3.2 Component Responsibilities

+------------------+     +------------------+     +---------------------+
|    Agent OS      |     |   Agent Mesh     |     | Agent Hypervisor    |
|                  |     |                  |     |                     |
| - AuditEntry     |     | - MerkleChain    |     | - EventBus          |
| - AuditBackend   |     | - Compliance     |     | - DeltaEngine       |
| - EventSink SPI  |     | - DecisionBOM    |     | - CommitmentEngine  |
| - EventProcessor |     | - AuditCollector |     |                     |
| - OTel Backend   |     |                  |     |                     |
+--------+---------+     +--------+---------+     +---------+-----------+
         |                         |                         |
         +-------------------------+-------------------------+
                                   |
                    +--------------+--------------+
                    |                             |
           +-------+-------+           +---------+---------+
           |   Agent SRE   |           | Agent Lightning   |
           |               |           |                   |
           | - EventLogger |           | - FlightRecorder  |
           | - Conventions |           | - GovernedEnv     |
           +---------------+           +-------------------+

3.3 Data Flow [Pure Specification]

  1. A governance-relevant action occurs (policy check, tool call, identity verification).
  2. The originating component creates an audit entry or governance event.
  3. The entry is dispatched to registered backends/sinks.
  4. Backends persist the entry (file, OTel, in-memory, remote API).
  5. If Merkle chaining is active, the entry is hash-linked to the previous entry.
  6. Compliance assessments consume audit entries to evaluate control satisfaction.
  7. Decision BOMs reconstruct the full context of individual decisions on demand.

3.4 Threading Model [Pure Specification]

  • Audit entry creation MUST be thread-safe.
  • Backend writes MUST be serialized per-backend (implementations MAY use locks, queues, or actor patterns).
  • The event processor MUST use a dedicated background thread for batch export.
  • Event sink emit() calls MUST NOT raise exceptions to the caller.
  • All shared state access MUST be protected against concurrent modification.

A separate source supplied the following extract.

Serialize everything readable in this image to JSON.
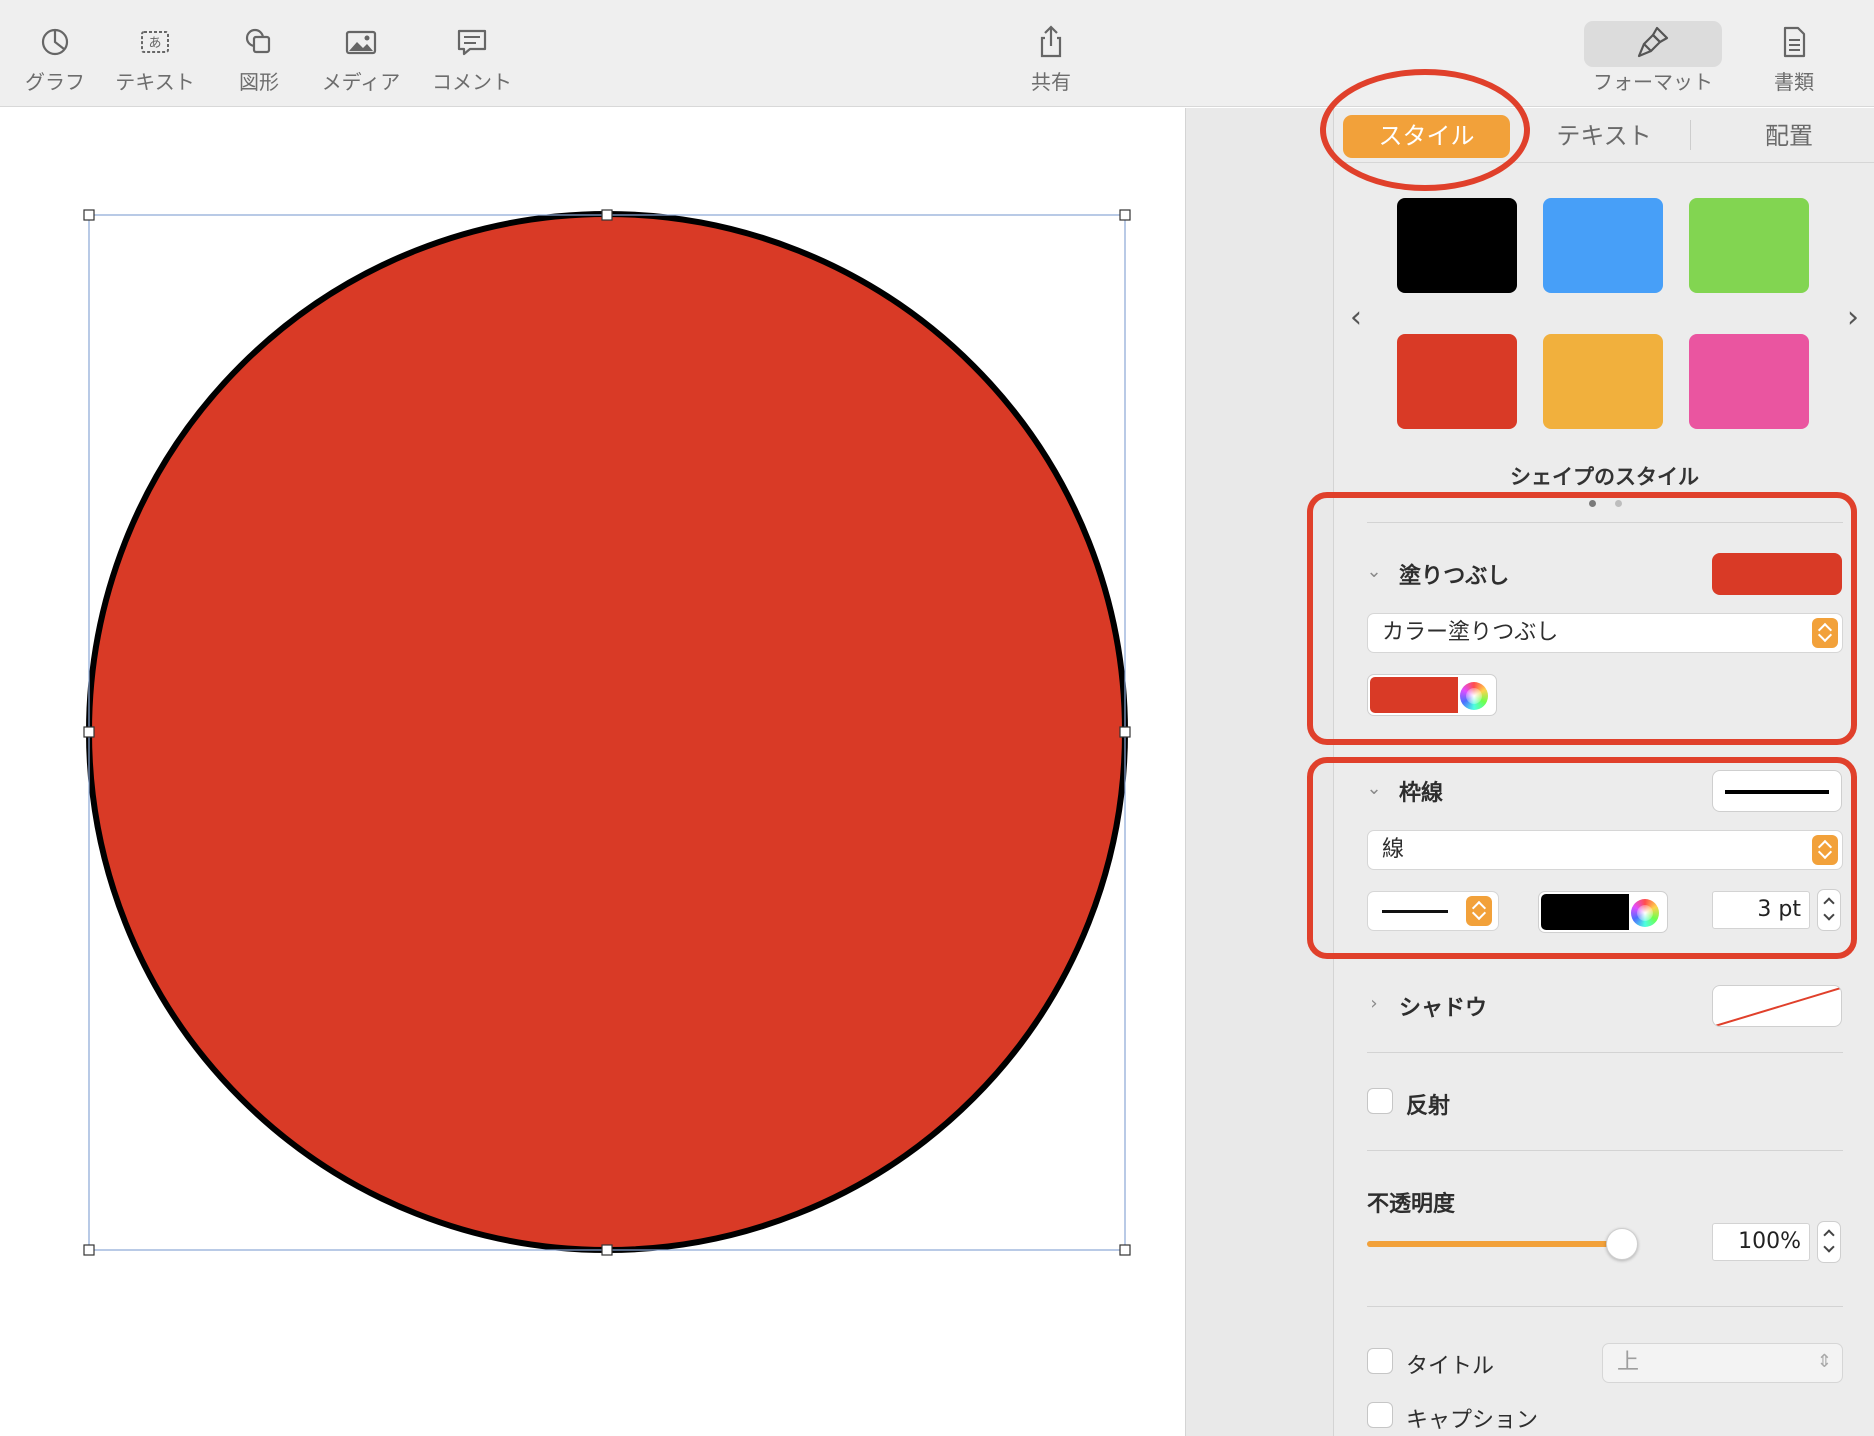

3.5 Failure Semantics [Pure Specification]

  • Individual backend failures MUST NOT prevent other backends from receiving entries.
  • The event processor MUST implement circuit-breaker semantics to avoid cascading failures.
  • When queue capacity is reached, the processor MUST apply DROP_OLDEST backpressure policy.
  • Dropped events SHOULD be counted and reported via metrics.

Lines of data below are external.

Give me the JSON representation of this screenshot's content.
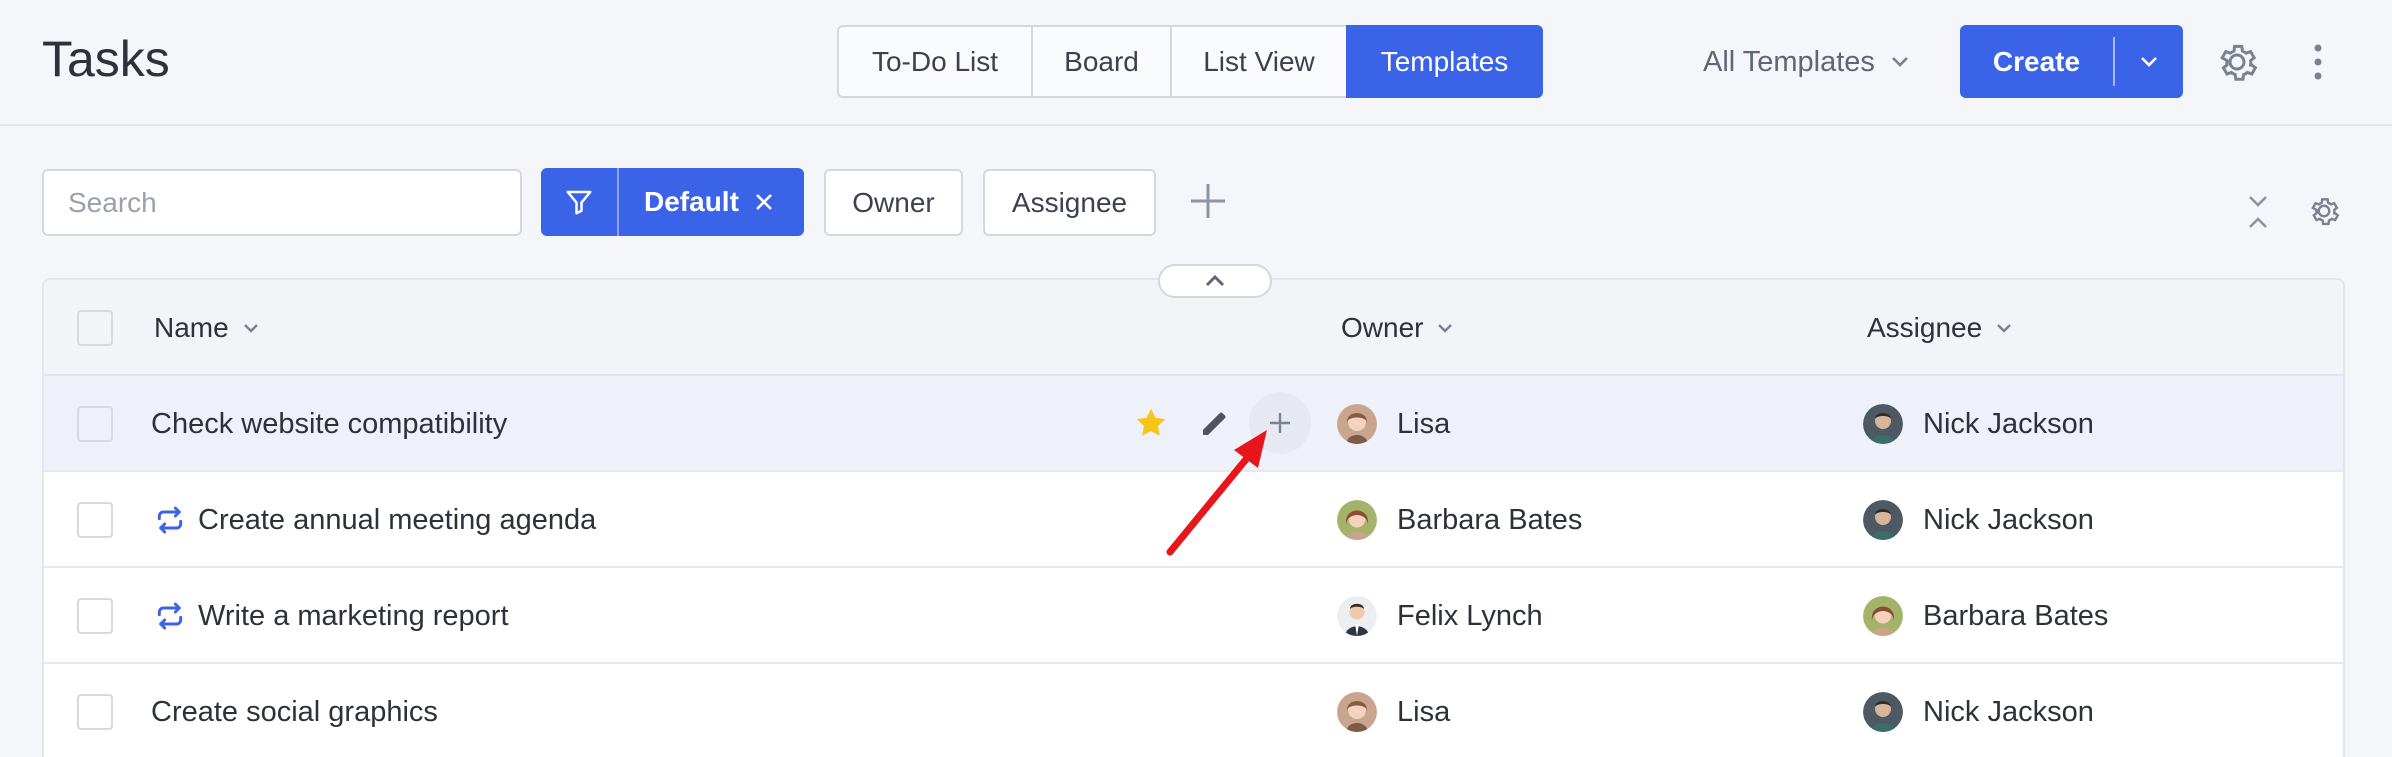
{
  "page_title": "Tasks",
  "view_tabs": [
    {
      "label": "To-Do List"
    },
    {
      "label": "Board"
    },
    {
      "label": "List View"
    },
    {
      "label": "Templates"
    }
  ],
  "active_tab": "Templates",
  "templates_filter": {
    "label": "All Templates"
  },
  "create_button": {
    "label": "Create"
  },
  "search": {
    "placeholder": "Search",
    "value": ""
  },
  "filter_chip": {
    "label": "Default"
  },
  "field_filters": [
    {
      "label": "Owner"
    },
    {
      "label": "Assignee"
    }
  ],
  "table": {
    "columns": {
      "name": "Name",
      "owner": "Owner",
      "assignee": "Assignee"
    },
    "rows": [
      {
        "name": "Check website compatibility",
        "recurring": false,
        "owner": "Lisa",
        "assignee": "Nick Jackson",
        "starred": true
      },
      {
        "name": "Create annual meeting agenda",
        "recurring": true,
        "owner": "Barbara Bates",
        "assignee": "Nick Jackson",
        "starred": false
      },
      {
        "name": "Write a marketing report",
        "recurring": true,
        "owner": "Felix Lynch",
        "assignee": "Barbara Bates",
        "starred": false
      },
      {
        "name": "Create social graphics",
        "recurring": false,
        "owner": "Lisa",
        "assignee": "Nick Jackson",
        "starred": false
      }
    ]
  },
  "colors": {
    "accent": "#3a63e8",
    "star": "#f5c518",
    "annotation_arrow": "#e8151b"
  },
  "icons": [
    "chevron-down-icon",
    "gear-icon",
    "kebab-menu-icon",
    "filter-icon",
    "close-icon",
    "plus-icon",
    "collapse-icon",
    "chevron-up-icon",
    "recurring-icon",
    "star-icon",
    "pencil-icon",
    "avatar"
  ]
}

4. Audit Entry Canonical Schema

4.1 Agent OS Audit Entry [Pure Specification]

An Audit Entry MUST contain the following fields:

Field Type Required Description
timestamp string (ISO 8601 UTC) REQUIRED When the event occurred. MUST be UTC.
event_type string REQUIRED Category of the audit event.
agent_id string REQUIRED Identifier of the agent that triggered the event.
action string REQUIRED The action being audited.
decision string REQUIRED The governance decision outcome (allow, deny, escalate, warn).
reason string OPTIONAL Human-readable explanation of the decision. Defaults to empty string.
latency_ms float OPTIONAL Time in milliseconds to reach the decision. Defaults to 0.0.
metadata dict OPTIONAL Arbitrary key-value pairs for extension data. Defaults to empty dict.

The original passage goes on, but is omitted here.